El 27 de julio se cumple un año desde la primera vez que hablé extensamente sobre la violencia que viví durante 5 años. Me ofrecí como voluntaria para una entrevista, con el objetivo de contar mi experiencia. Esa mañana algo me dijo que debía usar un larimar. Esta piedra guarda similitudes con la aguamarina: en ambas el tema del agua salada es importante; el larimar funciona como herramienta que contribuye a sanar el corazón, aliviar la culpa y disipa el miedo. Esos tres elementos fueron mencionados constantemente durante la videollamada; en algún punto mis ojos se volvieron un océano incontenible.
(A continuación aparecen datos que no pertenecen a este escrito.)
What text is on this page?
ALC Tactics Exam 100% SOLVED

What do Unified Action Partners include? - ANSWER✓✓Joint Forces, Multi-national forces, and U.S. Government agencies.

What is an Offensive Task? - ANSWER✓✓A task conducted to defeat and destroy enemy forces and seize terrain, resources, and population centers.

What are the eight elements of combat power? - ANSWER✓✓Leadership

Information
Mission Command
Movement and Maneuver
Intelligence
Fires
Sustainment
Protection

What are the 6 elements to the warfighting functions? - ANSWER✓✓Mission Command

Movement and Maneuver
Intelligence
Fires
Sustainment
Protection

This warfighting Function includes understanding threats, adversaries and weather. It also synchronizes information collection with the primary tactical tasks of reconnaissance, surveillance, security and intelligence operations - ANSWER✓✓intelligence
De ellos fluyó el agua salada de mi dolor y culpa. Pese a todo, fue una conversación sorora y amorosa; al colgar, lo primero que pensé fue “necesito ir a terapia”. Suelo ser disciplinada, pero en el asunto de la terapia no lo fui. Sin embargo, las sesiones que tomé cambiaron por completo la forma en que yo entendía la violencia que viví; la culpa se ha ido disipando, porque gracias a mi psicóloga comprendí que en realidad, hice muchas cosas para salvarme. Siempre quise ser Xena y en una situación tan extrema, me convertí en mi propia Princesa Guerrera.
Hace un par de semanas, estando en el trabajo, comencé a sentir el ahogo, era la primera vez que ocurría fuera de mi casa. Mi isla estaba debajo de un escritorio, ahí me senté a esperar que la sensación de respiro volviera a mi; mientras intentaba respirar profundamente, me dije “necesitas volver a terapia”. Gracias a la terapia estoy aprendiendo que cada vez que el ahogamiento anuncia su aparición, siempre puedo abrir una ventana, dejar que mis emociones fluyan, respiren; también yo puedo disfrutar el aire fresco que sopla afuera. Poco a poco voy aprendiendo a abrazar el poder inmenso de mi imaginación, lo manifiesto de múltiples formas: dibujar, escribir, bordar. Mi vida es y será siempre un océano, a veces en calma, otras con la marea alta y olas como los gigantes de los cuentos infantiles; de vez en cuando hay tormentas, huracanes, tsunamis. Yo soy una mujer que navega en sus aguas, pero también puedo transformarme, como en la canción de Christina Rosenvinge: “en la metamorfosis no sentí dolor, me creció una cola de iridiscente color”.
Evidentemente, el siguiente paso es enfrentar mi miedo no metafórico al agua.